MEMORIA SELECTIVA. Para nadie es secreto que Mandujano tiene el código genético del votante queretano bien descifrado; por sus manos han pasado las estrategias que llevaron a la silla estatal a personajes que hoy son leyenda (y pesadilla) para sus actuales rivales. Ver a un estratega de “sangre azul” o institucional operando para el proyecto verde-guinda es, por decir lo menos, un cortocircuito para la lógica tradicional de la entidad.

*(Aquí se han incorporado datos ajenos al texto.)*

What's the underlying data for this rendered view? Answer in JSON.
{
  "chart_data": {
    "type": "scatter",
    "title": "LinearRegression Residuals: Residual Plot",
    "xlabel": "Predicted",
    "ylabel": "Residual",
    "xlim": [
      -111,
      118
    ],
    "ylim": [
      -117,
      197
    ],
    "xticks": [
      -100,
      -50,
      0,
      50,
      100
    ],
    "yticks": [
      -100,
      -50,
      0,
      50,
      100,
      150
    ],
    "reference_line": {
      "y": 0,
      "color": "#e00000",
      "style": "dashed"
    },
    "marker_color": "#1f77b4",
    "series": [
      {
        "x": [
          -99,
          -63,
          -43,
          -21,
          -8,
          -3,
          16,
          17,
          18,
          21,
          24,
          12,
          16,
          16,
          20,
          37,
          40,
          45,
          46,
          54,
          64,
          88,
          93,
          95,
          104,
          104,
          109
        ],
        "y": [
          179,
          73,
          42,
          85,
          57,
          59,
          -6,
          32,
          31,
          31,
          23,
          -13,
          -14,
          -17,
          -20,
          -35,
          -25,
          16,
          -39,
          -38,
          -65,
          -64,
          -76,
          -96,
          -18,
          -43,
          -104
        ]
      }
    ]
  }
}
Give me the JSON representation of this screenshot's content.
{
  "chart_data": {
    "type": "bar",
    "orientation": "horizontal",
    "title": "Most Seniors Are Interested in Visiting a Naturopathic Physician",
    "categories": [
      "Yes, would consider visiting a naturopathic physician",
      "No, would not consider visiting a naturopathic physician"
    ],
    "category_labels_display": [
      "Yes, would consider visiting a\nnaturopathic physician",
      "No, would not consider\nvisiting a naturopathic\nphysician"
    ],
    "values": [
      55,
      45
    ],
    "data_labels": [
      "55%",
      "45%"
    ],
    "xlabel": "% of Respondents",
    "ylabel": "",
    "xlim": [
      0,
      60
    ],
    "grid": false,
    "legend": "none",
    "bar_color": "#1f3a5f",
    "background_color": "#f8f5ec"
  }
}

¿PALOS DE CIEGO? El contraste es brutal. Mientras otros aspirantes de Morena se desgastan en riñas internas o en campañas de “tierra” que parecen más bien excursiones escolares, el líder del Verde está comprando disciplina y método. Dicen los que saben que en la oficina de Astudillo ya no se habla de “suerte”, sino de métricas, segmentación y, sobre todo, de cómo arrebatarle el centro al PAN.
LA DUDA. La gran pregunta que recorre los pasillos políticos es: ¿Logrará Mandujano tropicalizar el discurso de la 4T para un electorado tan conservador como el queretano, o será Astudillo quien termine mimetizándose con la vieja guardia para ser aceptable? Lo cierto es que, con este movimiento, Ricardo dejó de ser el aliado “cómodo” para convertirse en el rival a vencer en la interna.